Binance agreed to a $4.32 billion criminal penalty.
Prosecutors said Binance, employing a “Wild West” model that welcomed criminals, did not report more than 100,000 suspicious transactions with designated terrorist groups including Hamas, al Qaeda and the Islamic State of Iraq and Syria, or ISIS.
They also said Zhao’s platform also supported the sale of child sexual abuse materials and was a recipient of a large portion of ransomware proceeds. “He made a business decision that violating U.S. law was the best way to attract users, build his company, and line his pockets,” prosecutors said. In seeking leniency, Zhao’s lawyers cited the first-time offender’s “unflinching” acceptance of responsibility, his $50 million criminal fine, and that no defendant in a remotely similar case has been imprisoned.

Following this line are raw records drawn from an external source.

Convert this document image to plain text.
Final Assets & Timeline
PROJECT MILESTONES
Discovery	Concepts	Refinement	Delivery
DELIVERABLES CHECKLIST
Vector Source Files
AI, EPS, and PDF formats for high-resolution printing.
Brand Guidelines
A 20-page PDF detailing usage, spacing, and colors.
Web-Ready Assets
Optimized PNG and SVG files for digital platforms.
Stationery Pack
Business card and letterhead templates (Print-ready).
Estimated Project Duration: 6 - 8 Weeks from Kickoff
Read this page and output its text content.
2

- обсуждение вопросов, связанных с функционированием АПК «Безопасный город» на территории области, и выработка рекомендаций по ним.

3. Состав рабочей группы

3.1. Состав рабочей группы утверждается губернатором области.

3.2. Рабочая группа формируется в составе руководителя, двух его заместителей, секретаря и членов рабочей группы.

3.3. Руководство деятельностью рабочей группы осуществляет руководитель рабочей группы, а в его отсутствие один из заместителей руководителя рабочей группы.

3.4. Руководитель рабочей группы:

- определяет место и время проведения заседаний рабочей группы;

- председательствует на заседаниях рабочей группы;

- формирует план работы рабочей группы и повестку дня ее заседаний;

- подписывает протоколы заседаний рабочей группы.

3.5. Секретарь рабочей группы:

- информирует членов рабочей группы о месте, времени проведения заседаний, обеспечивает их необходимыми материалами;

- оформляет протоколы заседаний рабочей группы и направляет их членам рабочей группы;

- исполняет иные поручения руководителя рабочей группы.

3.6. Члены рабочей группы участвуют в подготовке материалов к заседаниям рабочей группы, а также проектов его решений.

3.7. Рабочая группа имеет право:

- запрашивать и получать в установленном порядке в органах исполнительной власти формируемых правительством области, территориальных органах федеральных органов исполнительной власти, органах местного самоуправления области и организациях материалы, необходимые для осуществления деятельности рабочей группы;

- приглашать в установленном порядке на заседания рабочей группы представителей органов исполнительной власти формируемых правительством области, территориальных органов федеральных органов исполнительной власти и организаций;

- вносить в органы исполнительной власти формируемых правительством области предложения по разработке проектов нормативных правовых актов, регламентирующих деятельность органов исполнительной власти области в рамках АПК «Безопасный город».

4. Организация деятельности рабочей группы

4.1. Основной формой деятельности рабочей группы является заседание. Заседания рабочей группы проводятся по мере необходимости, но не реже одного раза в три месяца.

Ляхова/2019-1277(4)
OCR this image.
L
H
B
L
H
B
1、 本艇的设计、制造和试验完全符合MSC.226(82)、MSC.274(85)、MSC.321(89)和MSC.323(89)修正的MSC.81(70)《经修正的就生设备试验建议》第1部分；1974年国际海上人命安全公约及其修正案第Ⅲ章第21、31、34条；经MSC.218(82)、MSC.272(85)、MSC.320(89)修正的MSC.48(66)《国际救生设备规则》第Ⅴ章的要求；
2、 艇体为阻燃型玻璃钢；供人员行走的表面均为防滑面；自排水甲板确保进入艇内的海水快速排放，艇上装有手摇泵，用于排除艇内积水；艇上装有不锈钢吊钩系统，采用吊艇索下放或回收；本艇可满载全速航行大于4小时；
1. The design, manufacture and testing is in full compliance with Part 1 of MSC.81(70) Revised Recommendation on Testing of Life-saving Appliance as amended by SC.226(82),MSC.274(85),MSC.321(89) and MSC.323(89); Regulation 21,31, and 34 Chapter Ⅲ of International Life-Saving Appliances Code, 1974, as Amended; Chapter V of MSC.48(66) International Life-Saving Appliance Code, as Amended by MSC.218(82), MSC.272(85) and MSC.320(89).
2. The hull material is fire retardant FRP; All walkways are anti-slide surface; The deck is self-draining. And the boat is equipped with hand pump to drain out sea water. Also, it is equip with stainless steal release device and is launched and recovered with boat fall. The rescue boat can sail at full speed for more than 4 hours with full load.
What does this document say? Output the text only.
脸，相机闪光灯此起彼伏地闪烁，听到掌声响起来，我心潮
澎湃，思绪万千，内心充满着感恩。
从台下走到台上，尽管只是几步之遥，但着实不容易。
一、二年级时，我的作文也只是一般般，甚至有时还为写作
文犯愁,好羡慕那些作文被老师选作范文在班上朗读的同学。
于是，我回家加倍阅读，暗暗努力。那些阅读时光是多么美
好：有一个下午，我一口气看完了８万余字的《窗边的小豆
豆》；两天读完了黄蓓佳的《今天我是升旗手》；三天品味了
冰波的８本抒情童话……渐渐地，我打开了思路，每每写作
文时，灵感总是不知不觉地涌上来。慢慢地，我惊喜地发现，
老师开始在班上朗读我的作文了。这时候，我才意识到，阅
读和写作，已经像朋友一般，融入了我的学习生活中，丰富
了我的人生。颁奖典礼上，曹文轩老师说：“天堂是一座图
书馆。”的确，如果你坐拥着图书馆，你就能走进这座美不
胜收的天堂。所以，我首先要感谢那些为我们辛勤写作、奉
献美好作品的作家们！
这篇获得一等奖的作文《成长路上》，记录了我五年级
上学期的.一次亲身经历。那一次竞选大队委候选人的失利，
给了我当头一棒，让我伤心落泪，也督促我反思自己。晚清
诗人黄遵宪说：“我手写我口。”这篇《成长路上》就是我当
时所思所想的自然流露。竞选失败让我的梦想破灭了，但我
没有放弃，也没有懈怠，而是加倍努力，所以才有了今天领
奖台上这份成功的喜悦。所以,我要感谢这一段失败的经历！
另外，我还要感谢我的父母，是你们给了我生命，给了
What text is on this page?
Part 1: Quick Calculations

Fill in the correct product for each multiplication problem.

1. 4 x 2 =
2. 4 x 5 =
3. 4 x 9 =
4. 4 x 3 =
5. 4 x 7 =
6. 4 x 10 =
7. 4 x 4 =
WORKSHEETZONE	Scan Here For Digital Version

They also said Zhao made Binance an industry leader on compliance, “despite the initial failures that led to this prosecution.” Zhao founded Binance in 2017.
He has been free on a $175 million bond, and agreed not to appeal any sentence within federal guidelines.
Binance’s penalty included a $1.81 billion criminal fine and $2.51 billion of restitution. Zhao also paid $50 million to the U.S. Commodity Futures Trading Commission, his lawyers said.
The case is U.S. v. Zhao, U.S. District Court, Western District of Washington, No. 23-cr-00179.